Rockbound by Frank Parker Day


Winner of Canada Reads – 2005

First published in 1928, Rockbound by Nova Scotian Frank Parker Day was long relegated to the depths of CanLit obscurity, even after it was reissued by the University of Toronto Press in 1973. But, this fantastic novel has been brought back into the canon of classic Canadian literature. Initially, this happened because of its frequent inclusion in Canadian Literature courses at universities – in both survey courses and as a mainstay in Atlantic Canadian Lit classes (and it is typically required reading in the few Island Studies literature courses taught around the world). For the general public, its inclusion and subsequent victory in the 2005 edition of Canada Reads was what brought Rockbound to prominence (Rockbound has the distinction of being the oldest book to win the competition and it currently stands as the only novel from the Maritimes to take the title).

Rockbound is one of the most magical novels I’ve read in many years. I grew up in Nova Scotia and spent a lot of time in the region where this book is set; I had family on the South Shore and my High School’s district included much of the upper half of the shore. Many of the family names in Day’s classic novel reminded me of home – Jung, Kraus, Slaughnwhite, Boutilier, and Born to name a few. Additionally, my father worked his way through school by fishing, and my uncle and father-in-law are both lifelong fishermen. So as I read through this book, I felt a very strong connection to its story and characters.

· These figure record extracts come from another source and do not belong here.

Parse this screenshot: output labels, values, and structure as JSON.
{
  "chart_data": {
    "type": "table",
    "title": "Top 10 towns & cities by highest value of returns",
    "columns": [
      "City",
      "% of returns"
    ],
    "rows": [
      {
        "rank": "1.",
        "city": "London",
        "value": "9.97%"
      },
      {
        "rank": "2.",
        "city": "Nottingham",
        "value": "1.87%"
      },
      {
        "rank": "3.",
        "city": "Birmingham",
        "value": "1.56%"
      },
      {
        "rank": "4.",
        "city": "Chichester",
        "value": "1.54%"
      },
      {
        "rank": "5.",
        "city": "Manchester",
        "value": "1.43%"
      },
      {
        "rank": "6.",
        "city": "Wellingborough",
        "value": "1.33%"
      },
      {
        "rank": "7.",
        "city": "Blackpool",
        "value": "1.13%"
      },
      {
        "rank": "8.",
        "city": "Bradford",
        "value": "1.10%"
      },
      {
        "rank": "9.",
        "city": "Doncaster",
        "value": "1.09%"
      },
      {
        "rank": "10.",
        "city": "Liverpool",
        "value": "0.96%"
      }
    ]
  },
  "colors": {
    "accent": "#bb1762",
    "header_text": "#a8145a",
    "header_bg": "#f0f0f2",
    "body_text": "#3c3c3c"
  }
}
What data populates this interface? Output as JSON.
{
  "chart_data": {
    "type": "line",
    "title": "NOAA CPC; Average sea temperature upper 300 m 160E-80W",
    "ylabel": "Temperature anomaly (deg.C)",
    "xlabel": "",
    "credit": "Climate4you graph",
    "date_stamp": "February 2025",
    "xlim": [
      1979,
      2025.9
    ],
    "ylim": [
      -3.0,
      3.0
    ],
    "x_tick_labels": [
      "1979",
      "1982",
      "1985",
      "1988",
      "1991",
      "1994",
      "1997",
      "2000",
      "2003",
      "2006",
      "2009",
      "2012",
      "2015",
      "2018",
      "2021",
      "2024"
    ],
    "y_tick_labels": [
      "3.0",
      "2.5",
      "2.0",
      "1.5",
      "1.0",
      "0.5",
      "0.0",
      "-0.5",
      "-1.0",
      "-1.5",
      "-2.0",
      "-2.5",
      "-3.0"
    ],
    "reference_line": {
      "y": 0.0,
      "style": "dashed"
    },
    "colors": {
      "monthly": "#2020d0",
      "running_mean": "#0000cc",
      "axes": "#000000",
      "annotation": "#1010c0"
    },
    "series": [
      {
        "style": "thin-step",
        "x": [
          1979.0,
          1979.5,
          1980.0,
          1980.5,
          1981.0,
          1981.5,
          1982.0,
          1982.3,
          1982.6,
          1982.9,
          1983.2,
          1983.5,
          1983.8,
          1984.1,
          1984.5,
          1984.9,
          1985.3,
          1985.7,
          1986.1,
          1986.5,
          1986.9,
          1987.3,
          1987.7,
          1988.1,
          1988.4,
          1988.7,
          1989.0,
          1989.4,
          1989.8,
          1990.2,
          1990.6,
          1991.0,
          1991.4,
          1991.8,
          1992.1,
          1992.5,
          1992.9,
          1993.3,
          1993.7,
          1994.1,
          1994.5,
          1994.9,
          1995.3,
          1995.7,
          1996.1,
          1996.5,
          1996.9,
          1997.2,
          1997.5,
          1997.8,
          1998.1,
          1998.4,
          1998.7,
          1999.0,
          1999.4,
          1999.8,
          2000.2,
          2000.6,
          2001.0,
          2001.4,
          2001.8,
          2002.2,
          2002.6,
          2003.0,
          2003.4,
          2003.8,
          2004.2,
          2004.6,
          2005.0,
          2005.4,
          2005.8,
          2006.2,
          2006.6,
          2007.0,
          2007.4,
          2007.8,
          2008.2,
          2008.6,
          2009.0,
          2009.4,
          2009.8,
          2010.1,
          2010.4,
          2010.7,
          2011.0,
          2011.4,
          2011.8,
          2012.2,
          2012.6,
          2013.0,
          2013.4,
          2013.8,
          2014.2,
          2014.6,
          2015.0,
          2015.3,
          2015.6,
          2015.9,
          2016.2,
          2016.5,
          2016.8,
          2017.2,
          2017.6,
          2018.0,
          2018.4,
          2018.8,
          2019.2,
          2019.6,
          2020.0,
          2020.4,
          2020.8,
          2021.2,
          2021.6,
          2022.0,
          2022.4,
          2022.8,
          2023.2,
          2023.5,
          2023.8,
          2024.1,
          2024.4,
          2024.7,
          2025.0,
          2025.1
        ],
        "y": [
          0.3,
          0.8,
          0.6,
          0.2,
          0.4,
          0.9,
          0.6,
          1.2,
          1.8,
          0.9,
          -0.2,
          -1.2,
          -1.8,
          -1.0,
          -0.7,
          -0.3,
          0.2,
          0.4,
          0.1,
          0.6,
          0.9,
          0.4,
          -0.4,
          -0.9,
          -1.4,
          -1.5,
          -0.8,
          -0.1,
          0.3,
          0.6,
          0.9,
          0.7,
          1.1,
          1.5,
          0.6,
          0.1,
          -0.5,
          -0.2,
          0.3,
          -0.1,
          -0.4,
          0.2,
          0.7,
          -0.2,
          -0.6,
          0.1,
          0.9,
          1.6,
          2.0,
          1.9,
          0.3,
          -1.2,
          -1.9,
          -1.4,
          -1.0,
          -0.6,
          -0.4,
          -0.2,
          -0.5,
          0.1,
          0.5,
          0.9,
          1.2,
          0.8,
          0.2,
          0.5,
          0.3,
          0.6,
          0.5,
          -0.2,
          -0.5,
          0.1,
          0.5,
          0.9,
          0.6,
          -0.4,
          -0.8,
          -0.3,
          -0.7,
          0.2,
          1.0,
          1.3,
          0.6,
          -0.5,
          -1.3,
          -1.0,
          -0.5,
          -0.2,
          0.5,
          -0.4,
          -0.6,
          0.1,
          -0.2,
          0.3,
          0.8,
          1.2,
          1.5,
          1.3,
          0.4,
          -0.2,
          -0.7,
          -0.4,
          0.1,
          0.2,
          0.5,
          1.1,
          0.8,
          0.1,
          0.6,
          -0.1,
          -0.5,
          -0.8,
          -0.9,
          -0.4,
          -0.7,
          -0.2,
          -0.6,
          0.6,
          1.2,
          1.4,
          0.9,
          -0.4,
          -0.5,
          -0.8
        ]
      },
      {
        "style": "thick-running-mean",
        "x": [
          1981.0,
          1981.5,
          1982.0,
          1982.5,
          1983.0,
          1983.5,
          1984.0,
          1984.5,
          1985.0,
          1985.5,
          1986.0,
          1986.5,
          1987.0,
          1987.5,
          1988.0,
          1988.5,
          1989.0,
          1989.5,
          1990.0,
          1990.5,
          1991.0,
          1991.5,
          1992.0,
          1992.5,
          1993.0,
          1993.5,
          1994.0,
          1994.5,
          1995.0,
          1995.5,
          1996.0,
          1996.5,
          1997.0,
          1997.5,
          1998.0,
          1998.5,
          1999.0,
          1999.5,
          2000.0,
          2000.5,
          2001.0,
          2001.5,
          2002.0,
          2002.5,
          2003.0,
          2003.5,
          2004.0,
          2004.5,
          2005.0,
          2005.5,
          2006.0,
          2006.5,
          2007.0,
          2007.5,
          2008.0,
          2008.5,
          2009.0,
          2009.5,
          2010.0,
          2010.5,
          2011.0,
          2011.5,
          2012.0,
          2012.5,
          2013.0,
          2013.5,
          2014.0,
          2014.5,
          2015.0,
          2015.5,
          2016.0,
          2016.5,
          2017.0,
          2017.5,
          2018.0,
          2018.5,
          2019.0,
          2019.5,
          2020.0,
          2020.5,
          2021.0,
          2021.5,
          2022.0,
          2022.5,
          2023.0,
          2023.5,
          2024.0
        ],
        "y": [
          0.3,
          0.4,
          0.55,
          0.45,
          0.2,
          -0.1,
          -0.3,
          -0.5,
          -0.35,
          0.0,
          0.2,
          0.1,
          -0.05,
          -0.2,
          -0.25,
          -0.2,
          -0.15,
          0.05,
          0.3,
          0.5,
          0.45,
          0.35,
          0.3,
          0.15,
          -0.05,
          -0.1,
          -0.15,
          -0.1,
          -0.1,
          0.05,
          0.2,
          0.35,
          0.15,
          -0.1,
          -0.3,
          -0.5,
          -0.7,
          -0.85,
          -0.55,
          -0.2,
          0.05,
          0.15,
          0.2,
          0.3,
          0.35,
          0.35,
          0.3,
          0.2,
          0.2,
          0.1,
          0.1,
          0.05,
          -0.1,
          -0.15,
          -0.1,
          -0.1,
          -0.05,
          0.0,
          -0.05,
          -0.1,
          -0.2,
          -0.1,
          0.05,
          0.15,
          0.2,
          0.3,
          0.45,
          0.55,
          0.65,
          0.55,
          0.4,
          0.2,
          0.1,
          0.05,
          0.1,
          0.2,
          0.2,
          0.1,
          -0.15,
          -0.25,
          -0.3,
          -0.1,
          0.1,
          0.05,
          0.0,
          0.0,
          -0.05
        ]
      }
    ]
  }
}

Rockbound is both a book of its time and a timeless story of the human condition. In the 1920s, fishing in Atlantic Canada was still a very lucrative career and had a certain unspoken romanticism to it. For men especially, hard work and manual labour were valued over all else, especially formal education. Every outport and village had its own unique dialect and set of rules – essentially existing as its own nation in a way. Being a fisherman wasn’t simply an occupation or even a way of life, it was a state of being as natural as breathing. The magic of Frank Parker Day’s novel is how he pulls the reader into this long-forgotten world. His use of dialect would rival Mark Twain and his landscape imagery is equally as good as any of the Confederation Poets from the previous generation.

While the imagery and landscape is essential to Rockbound, this is a character driven novel. Uriah Jung is one of the great not-so-subtle antagonists of early Canadian fiction. The undisputed king of the island of Rockbound, Uriah is the domineering and scheming patriarch of the Jung clan. He has three sons whom he rules with an iron fist and works to the bone, but his world is turned upside-down with the arrival of the novel’s protagonist, his nephew David Jung, claiming a sliver of land he is legally entitled to. Uriah and David are the primary drivers of the drama on Rockbound, but this is an ensemble piece. Uriah’s trio of sons – Martin, Joseph, and Casper, Gershom, the Kraus family, and Mary each lend important elements to life on Rockbound and help make this story what it is.

Rockbound is now part of the public domain in Canada so there are a number of discount ebook copies available, but I strongly recommend dropping the few extra dollars for the UTP publication which includes a fantastic afterword by Gwendolyn Davies of UNB. The afterword provides great historical and regional context and some fascinating biographical background on Frank Parker Day.

This book can be read in so many ways that it begs for deeper critical analysis – the struggle and plight of the working man, island notions of totality and intimacy, familial bonds and social customs, the role of women in a man’s world, and the list goes on. I think this is why Rockbound ultimately won Canada Reads and became a bestseller: it is a fun read that can be taken in by a general audience as a superficially good story and, for the more advanced readers, Day has crafted a thematically complex novel that can pull you in a variety of directions.

As a brief post-script, this novel is just begging to be made into a CBC mini-series.